Nina Jahn, Kielan Yarrow
Poster
Time: 2009-06-29  11:00 AM – 12:30 PM
Last modified: 2009-06-04

Abstract


How does the brain match corresponding inputs across sensory modalities? Neurophysiological and behavioural studies have suggested that multisensory integration is facilitated by spatial and temporal overlap between inputs (the so called spatial and temporal rules). These rules are sensible, because both cues suggest strongly that the multimodal signals arise from a single cause. A similar inference is reasonable when we ourselves produce an action which causes reafferent feedback in two or more sensory modalities, as when we bang a drum. This observation suggests the possibility of an efferent rule for multisensory integration. We sought experimental evidence for the existence of such a rule. Experiment 1 made use of temporal order adaptation, the tendency for observers to adapt to a multimodal temporal asynchrony following repeated presentations. We predicted that adaptation should be greater for adapting stimuli that could be reliably paired based on efferent information. 18 participants adapted to three asynchronies (0, -200, +200 ms) of a spatially overlapping sound-light pair, and were tested in occasional temporal judgement trials to assess how their points of subjective simultaneity changed. Causality was manipulated in three conditions (causal: button press produces stimulus pair after a short, constant delay; non-causal: button presses are made, but dissociated from the stimulus pair using a longer variable delay; control: No button presses, just stimulus pairs).

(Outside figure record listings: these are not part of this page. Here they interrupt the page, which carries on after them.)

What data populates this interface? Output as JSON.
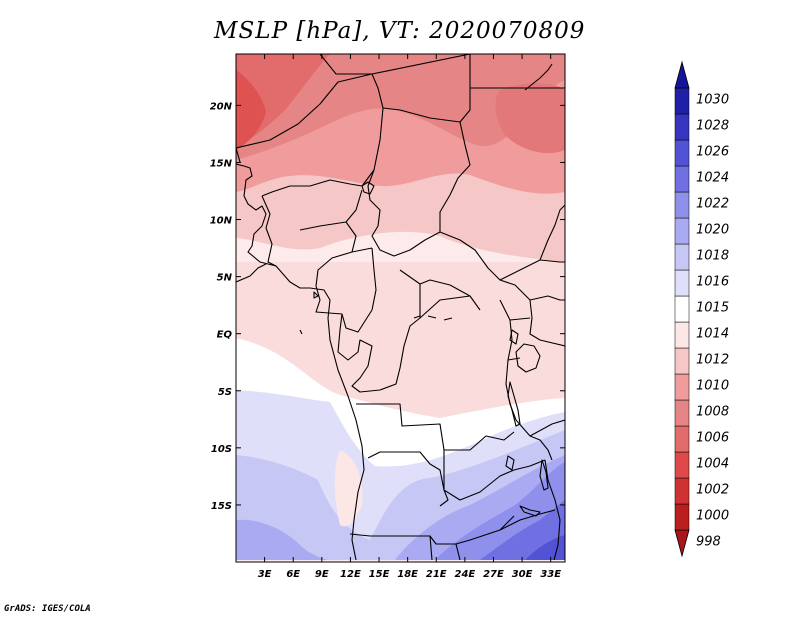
{
  "title": "MSLP [hPa], VT: 2020070809",
  "credit": "GrADS: IGES/COLA",
  "chart_data": {
    "type": "heatmap",
    "variable": "MSLP",
    "units": "hPa",
    "valid_time": "2020070809",
    "lon_range": [
      0,
      34.5
    ],
    "lat_range": [
      -20,
      24.5
    ],
    "x_ticks": [
      "3E",
      "6E",
      "9E",
      "12E",
      "15E",
      "18E",
      "21E",
      "24E",
      "27E",
      "30E",
      "33E"
    ],
    "x_tick_values": [
      3,
      6,
      9,
      12,
      15,
      18,
      21,
      24,
      27,
      30,
      33
    ],
    "y_ticks": [
      "20N",
      "15N",
      "10N",
      "5N",
      "EQ",
      "5S",
      "10S",
      "15S"
    ],
    "y_tick_values": [
      20,
      15,
      10,
      5,
      0,
      -5,
      -10,
      -15
    ],
    "colorbar_labels": [
      "998",
      "1000",
      "1002",
      "1004",
      "1006",
      "1008",
      "1010",
      "1012",
      "1014",
      "1015",
      "1016",
      "1018",
      "1020",
      "1022",
      "1024",
      "1026",
      "1028",
      "1030"
    ],
    "colorbar_levels": [
      998,
      1000,
      1002,
      1004,
      1006,
      1008,
      1010,
      1012,
      1014,
      1015,
      1016,
      1018,
      1020,
      1022,
      1024,
      1026,
      1028,
      1030
    ],
    "colorbar_colors": [
      "#a8151a",
      "#bb1e1f",
      "#cf3232",
      "#de4a4a",
      "#e26b6b",
      "#e68585",
      "#f09c9c",
      "#f6c7c7",
      "#fde6e6",
      "#ffffff",
      "#dfdffa",
      "#c7c7f6",
      "#aaaaf2",
      "#8f8fec",
      "#7070e2",
      "#5252d4",
      "#3535bf",
      "#1f1fa8",
      "#14149a"
    ]
  }
}
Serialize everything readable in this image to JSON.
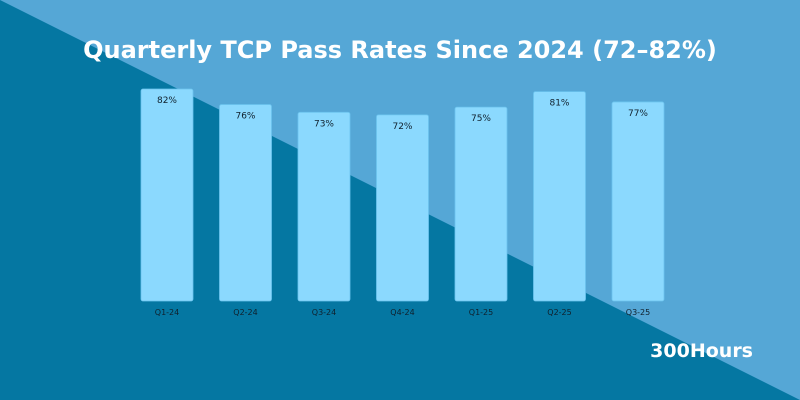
{
  "colors": {
    "background_dark": "#0577a2",
    "background_light": "#55a7d6",
    "bar": "#8bd9fe",
    "title": "#ffffff",
    "label": "#10202c"
  },
  "brand": "300Hours",
  "chart_data": {
    "type": "bar",
    "title": "Quarterly TCP Pass Rates Since 2024 (72–82%)",
    "categories": [
      "Q1-24",
      "Q2-24",
      "Q3-24",
      "Q4-24",
      "Q1-25",
      "Q2-25",
      "Q3-25"
    ],
    "values": [
      82,
      76,
      73,
      72,
      75,
      81,
      77
    ],
    "data_labels": [
      "82%",
      "76%",
      "73%",
      "72%",
      "75%",
      "81%",
      "77%"
    ],
    "xlabel": "",
    "ylabel": "",
    "ylim": [
      0,
      100
    ],
    "grid": false,
    "legend": "none"
  }
}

Simultaneity judgements revealed reliable adaptation, with a similar but non-significant trend in order judgments, but adaptation did not differ across the three experimental conditions, providing no evidence for an efferent rule. Two further experiments assessed multisensory binding more directly, by measuring the variability of judgements about temporal order and simultaneity in response to sound-light pairs coming from the same or different spatial locations. In line with previous results, judgements were more uncertain when stimuli came from the same spatial location, consistent with the stimuli having been combined into a single event. However, we were unable to demonstrate a similar effect when comparing pairs occurring after a key press with those arising at a predictable time but without a preceding action, at least when possible confounds were considered. Hence our search for evidence of an efferent rule in multisensory binding has not yet yielded positive results.